Уносит Лейлу речка Лета. Молчи, наверченный Хичкок!
Идет ковровая бомбежка: — Где хутор, блин?! — А где — аул?!
В огне растаяла сережка. Орут вороны: «Карр—аул…»
3. А женщина, как жизнь, непостижима
Потерпев сокрушительное поражение в первом раунде, читательница-эксперт попыта-лась взять реванш во втором, атаковав меня уже с тантрических позиций:
— Лично я думаю, что у Бориса Юдина скорее не тантрическая любовь, а love преоб-ладает. Механическая американская любовь. Вот эта строчка для него определяющая: «И, тешась лексиконом бранным». Практически ни один стих он не может выдержать в возвышенном тоне, обязательно какие-то грубости проскочат, которые тебя сразу же приземляют. А ведь пытается-то писать о высоком. Он как та самая «тварь скользкая» у Гумилёва: вроде чувствует, что крылья растут, а взлететь не может.

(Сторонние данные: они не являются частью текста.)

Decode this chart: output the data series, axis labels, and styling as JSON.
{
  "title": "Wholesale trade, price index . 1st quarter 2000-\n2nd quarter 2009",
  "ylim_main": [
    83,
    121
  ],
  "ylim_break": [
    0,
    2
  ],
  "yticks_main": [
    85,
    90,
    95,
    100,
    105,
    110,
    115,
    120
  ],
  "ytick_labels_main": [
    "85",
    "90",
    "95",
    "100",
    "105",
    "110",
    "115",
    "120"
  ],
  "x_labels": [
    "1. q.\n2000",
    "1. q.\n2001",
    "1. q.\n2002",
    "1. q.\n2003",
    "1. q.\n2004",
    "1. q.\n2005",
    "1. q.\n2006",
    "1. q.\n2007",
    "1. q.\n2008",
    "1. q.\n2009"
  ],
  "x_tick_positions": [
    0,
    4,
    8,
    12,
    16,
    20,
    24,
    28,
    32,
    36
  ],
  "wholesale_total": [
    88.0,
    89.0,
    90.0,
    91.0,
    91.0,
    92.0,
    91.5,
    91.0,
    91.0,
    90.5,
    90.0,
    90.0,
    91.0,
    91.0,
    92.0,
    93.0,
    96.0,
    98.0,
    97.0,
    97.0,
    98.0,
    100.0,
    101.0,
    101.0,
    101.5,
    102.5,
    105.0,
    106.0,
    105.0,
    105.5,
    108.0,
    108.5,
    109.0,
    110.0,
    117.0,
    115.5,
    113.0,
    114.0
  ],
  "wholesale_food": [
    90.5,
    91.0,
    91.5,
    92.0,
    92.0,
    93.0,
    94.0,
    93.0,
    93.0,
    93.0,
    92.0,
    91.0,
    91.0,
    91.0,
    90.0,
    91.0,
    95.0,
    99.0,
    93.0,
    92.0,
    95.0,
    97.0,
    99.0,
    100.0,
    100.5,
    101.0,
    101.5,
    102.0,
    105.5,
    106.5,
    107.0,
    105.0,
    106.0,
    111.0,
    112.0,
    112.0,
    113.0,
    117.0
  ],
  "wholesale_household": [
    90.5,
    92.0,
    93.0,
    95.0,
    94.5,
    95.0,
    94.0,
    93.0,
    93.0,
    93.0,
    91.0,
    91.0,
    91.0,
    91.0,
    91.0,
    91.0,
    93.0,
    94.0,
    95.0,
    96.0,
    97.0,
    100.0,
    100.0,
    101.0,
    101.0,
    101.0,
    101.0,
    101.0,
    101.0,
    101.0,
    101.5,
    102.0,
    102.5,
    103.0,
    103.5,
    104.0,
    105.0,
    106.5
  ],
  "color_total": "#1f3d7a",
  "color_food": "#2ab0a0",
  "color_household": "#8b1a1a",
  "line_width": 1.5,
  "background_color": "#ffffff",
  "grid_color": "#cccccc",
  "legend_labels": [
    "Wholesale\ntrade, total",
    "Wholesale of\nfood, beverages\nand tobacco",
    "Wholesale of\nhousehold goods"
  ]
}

Вах, говорю я. Ничего подобного. Если поэтика Юдина совершенно отлична от поэтики Сутулова-Катеринича, основываясь скорее не на стыках звучаний, а на парадоксальном сочетании высокого и низкого, то это просто еще один способ выявить двуполую природу мира:
Атланты ждут любви кариатид,
Но до сих пор гранитны и невинны.
А я не жду — леплю свою Лилит
Из придорожной почерневшей глины.
То солнце, то дождя холодный бич,
То ветер стаю птиц проносит мимо.
Тружусь. Но получается кирпич.
А женщина, как жизнь, непостижима.
Атлант томится, строен и плечист,
Адам брюхатит Еву ночью хрупкой.
И Бог хитрющий, как сюрреалист,
Смеется в бороду и курит трубку.
Сталкивая между собой возвышенные и приземленные образы (да и лексику), Юдин убедительно показывает, что всю нашу действительность пронизывает сексуальность, причем, в отличие от первого автора, он может себе позволить делать это прямым предметом высказывания:
Холодок по утру да по жилам.
Вкусно пахнет арбузною коркой.
Осень. Деревце обнажилось,
Словно в topless bar стриптизерка.
Ствол, как шест. Облетают по кругу
Под резинку листочки баксов.
— Что ты, мама, плетешь подругам
Под романсы румяного Баскова?
Осень. Небо дождями отбелено.
Облака на нем — презервативами.
— Спой мне, мамочка, колыбельную
В стольном городе, во Владимире.
Трепыхается тело на сценке,
Словно бабочка между рамами.
— Что ж ты, миленький, выкатил зенки?
У жены твоей все то же самое.
Жизнь — на полосы, иней — в волосы.
Осень. Возгласы журавлей.
И стоят столбы, словно фаллосы,
На такой обнаженной земле.
Может, это не вполне в российской традиции (еще Набоков в послесловии к своему переводу «Лолиты» сетовал на то, как мало приспособлен русский, «зеленый и клейкий», язык, к речи о сексе), но ведь и сам автор долгое время пребывает на американской почве, давая нам представление все о том же, но другими средствами.
…И в этот момент я чувствую, что читательнице-эксперту уже совсем не хочется быть оппоненткой: она со всем и на все согласна. Мы смотрим друг другу в глаза, улыбаемся и медленно-медленно киваем головами.